Tip: Pair an org trail with a Service Control Policy that denies cloudtrail:StopLogging, cloudtrail:DeleteTrail, and cloudtrail:UpdateTrail for everyone except a dedicated security role. This blocks the exact anti-forensic actions an attacker would attempt.

Continuous monitoring

Run Lensix against your accounts on a schedule so a drifted or newly created trail without CloudWatch gets flagged within hours, not at your next audit. Combine the detection with the metric filters below so the moment logging is altered, you hear about it.


Best practices

Once the trail feeds CloudWatch, get value out of it.

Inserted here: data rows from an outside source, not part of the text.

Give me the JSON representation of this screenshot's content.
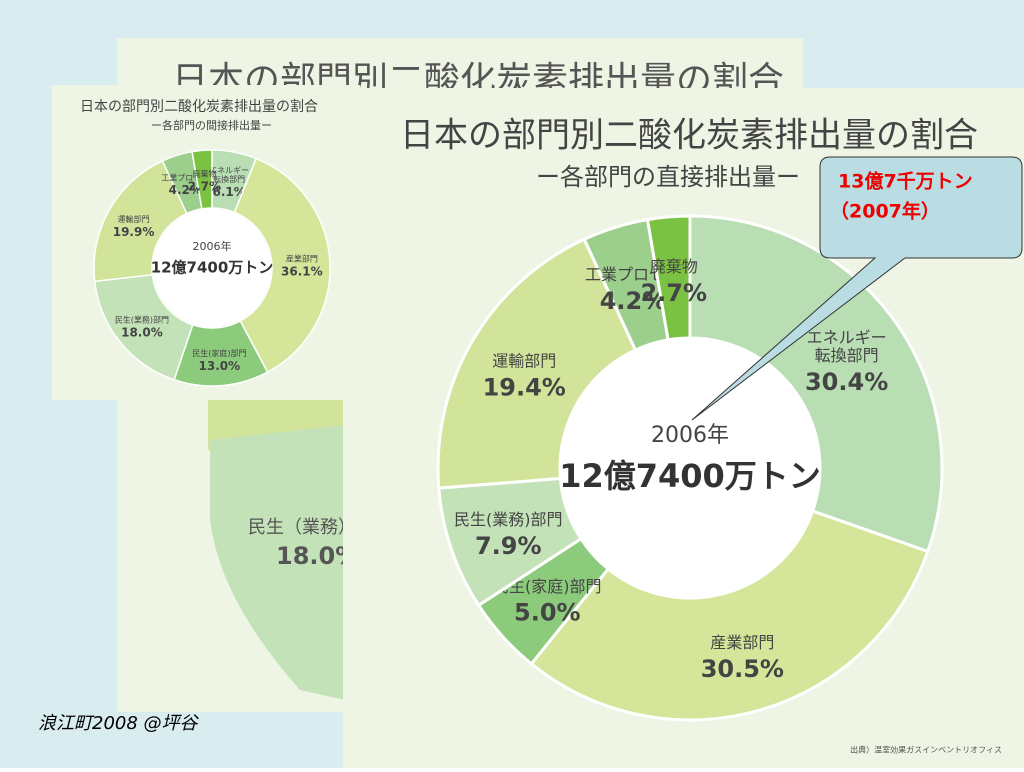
{
  "slide": {
    "footer": "浪江町2008 @坪谷",
    "callout": [
      "13億7千万トン",
      "（2007年）"
    ],
    "source": "出典）温室効果ガスインベントリオフィス",
    "background_chart": {
      "title": "日本の部門別二酸化炭素排出量の割合",
      "label": "民生（業務）部",
      "value_label": "18.0%"
    }
  },
  "chart_data": [
    {
      "type": "donut",
      "title": "日本の部門別二酸化炭素排出量の割合",
      "subtitle": "ー各部門の直接排出量ー",
      "center_year": "2006年",
      "center_total": "12億7400万トン",
      "categories": [
        "エネルギー\n転換部門",
        "産業部門",
        "民生(家庭)部門",
        "民生(業務)部門",
        "運輸部門",
        "工業プロセス",
        "廃棄物"
      ],
      "values": [
        30.4,
        30.5,
        5.0,
        7.9,
        19.4,
        4.2,
        2.7
      ],
      "value_labels": [
        "30.4%",
        "30.5%",
        "5.0%",
        "7.9%",
        "19.4%",
        "4.2%",
        "2.7%"
      ],
      "colors": [
        "#b9deb4",
        "#d5e59a",
        "#8ccb7c",
        "#c4e2b8",
        "#d2e49a",
        "#9ccf8c",
        "#7cc242"
      ]
    },
    {
      "type": "donut",
      "title": "日本の部門別二酸化炭素排出量の割合",
      "subtitle": "ー各部門の間接排出量ー",
      "center_year": "2006年",
      "center_total": "12億7400万トン",
      "categories": [
        "エネルギー\n転換部門",
        "産業部門",
        "民生(家庭)部門",
        "民生(業務)部門",
        "運輸部門",
        "工業プロセス",
        "廃棄物"
      ],
      "values": [
        6.1,
        36.1,
        13.0,
        18.0,
        19.9,
        4.2,
        2.7
      ],
      "value_labels": [
        "6.1%",
        "36.1%",
        "13.0%",
        "18.0%",
        "19.9%",
        "4.2%",
        "2.7%"
      ],
      "colors": [
        "#b9deb4",
        "#d5e59a",
        "#8ccb7c",
        "#c4e2b8",
        "#d2e49a",
        "#9ccf8c",
        "#7cc242"
      ]
    }
  ]
}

At minimum, set up metric filters and alarms for the high-signal events:

aws logs put-metric-filter \
  --log-group-name /aws/cloudtrail/management-events \
  --filter-name StopLoggingFilter \
  --filter-pattern '{ ($.eventName = "StopLogging") || ($.eventName = "DeleteTrail") }' \
  --metric-transformations \
      metricName=CloudTrailTamperingCount,metricNamespace=Security,metricValue=1

Beyond that, a healthy CloudTrail posture looks like this:

  • Use a multi-region trail. Single-region trails miss activity in other regions, which is exactly where attackers like to operate.
  • Enable log file validation. The enable_log_file_validation flag lets you prove logs were not altered after delivery.
  • Set sensible retention. Keep S3 archives long for compliance, but use shorter CloudWatch retention to control cost since CloudWatch is your hot, queryable layer.
  • Lock down the S3 bucket. Block public access, enable SSE-KMS encryption, and restrict the bucket policy to CloudTrail's service principal.
  • Alarm on the right events. Root account usage, IAM policy changes, security group changes, and disabled MFA are all worth metric filters.

The CloudWatch integration is the small piece that ties all of this together. Without it, the rest of your logging stack is a filing cabinet nobody opens. With it, your audit trail becomes a live nervous system that tells you when something is wrong while you can still do something about it.